Looking at the latstest live table for April to May I claculated those LPAs

With 18 Week Majors less than 50%

With minors at less than 50% and

With others less than 60%.

I guess the DCLG is likely to adopt a threshold for all three to stop LPAs swtiching all resources to minor cases as they did with they old 8 week target.

This leaves a surprising list

North Norfolk (which has an adopted CS)

Barnet (adopted CS)

Chichester (no adopted CS)

Southampton (adopted core strategy)

Vale of White Horse (no adopted core strategy)
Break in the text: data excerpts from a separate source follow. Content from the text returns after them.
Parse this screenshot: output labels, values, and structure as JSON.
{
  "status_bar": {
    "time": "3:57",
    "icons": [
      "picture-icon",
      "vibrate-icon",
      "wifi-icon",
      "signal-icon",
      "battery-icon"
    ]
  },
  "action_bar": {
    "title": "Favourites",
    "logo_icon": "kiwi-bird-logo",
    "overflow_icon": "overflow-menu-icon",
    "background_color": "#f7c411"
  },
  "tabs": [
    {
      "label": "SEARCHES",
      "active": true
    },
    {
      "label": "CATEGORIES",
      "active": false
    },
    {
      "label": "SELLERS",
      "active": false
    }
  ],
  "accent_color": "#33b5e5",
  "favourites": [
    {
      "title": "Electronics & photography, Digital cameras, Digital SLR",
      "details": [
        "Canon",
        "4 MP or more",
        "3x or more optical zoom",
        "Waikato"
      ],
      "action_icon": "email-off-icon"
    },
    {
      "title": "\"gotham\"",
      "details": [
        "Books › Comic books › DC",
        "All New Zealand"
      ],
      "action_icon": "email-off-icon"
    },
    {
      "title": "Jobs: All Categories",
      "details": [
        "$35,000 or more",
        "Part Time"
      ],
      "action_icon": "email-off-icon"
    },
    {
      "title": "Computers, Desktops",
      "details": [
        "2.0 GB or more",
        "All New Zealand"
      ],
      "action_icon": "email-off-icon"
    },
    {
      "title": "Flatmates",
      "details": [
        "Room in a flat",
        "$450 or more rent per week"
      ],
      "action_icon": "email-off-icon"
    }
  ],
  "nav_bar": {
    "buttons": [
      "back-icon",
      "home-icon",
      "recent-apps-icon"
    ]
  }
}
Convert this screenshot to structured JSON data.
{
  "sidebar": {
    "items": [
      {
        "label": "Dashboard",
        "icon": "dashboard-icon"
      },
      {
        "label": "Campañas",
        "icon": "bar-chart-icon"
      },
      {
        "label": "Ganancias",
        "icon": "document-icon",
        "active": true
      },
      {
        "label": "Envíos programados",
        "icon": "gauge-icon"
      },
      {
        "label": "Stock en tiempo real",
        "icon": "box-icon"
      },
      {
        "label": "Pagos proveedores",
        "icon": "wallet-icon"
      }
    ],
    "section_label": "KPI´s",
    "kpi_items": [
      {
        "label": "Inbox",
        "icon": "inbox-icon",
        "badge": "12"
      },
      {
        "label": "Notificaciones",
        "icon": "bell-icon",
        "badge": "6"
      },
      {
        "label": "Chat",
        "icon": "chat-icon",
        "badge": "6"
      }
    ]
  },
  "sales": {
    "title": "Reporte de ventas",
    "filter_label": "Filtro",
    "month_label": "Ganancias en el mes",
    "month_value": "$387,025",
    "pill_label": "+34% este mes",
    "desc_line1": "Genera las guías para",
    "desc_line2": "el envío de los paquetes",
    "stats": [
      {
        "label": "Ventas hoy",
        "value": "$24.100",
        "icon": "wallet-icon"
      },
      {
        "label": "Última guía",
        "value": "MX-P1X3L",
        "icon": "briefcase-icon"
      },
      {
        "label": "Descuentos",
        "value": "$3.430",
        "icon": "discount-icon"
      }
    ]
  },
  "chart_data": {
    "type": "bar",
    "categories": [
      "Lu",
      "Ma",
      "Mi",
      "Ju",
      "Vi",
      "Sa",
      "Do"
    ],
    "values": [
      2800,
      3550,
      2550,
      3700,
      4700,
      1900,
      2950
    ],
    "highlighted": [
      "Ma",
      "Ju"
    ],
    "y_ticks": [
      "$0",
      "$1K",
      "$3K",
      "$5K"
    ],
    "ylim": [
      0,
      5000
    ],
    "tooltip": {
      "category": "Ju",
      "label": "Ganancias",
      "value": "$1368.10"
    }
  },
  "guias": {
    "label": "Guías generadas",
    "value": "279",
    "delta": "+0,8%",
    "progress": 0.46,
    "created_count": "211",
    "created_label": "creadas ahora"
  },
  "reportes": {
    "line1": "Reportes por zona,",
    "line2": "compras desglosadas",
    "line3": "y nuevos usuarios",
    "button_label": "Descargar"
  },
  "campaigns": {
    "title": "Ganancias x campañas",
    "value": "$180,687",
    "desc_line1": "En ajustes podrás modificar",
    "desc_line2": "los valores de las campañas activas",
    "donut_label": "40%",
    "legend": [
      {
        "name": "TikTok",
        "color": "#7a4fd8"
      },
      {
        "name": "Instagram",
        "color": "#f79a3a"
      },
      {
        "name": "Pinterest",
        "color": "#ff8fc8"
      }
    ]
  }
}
Mendip (no adopted core strategy)

I dont have the appeal refusal rates per authority, but this is a poor measure as on a quarterly basis for small rural authorities the variation from tiny sample sizes is huge, and it would be statistically meaningless to adopt a longer and different timescale from the decision taking stats. This would create an obvious avenue for legal challenge.   The fact that they even mentioned this as a factor leads me again to doubt the quality of civil servants now left at the DCLG if they make such a basic statistical mistake.

So if this quarter were the operative numbers who might be top of the list for muscular localism?

This left a surprising list Chichester, Vale of White Horse, Mendip.  Lots of AONB, lots and lots of AONB.  I wonder if the Telegraph journalists are listening.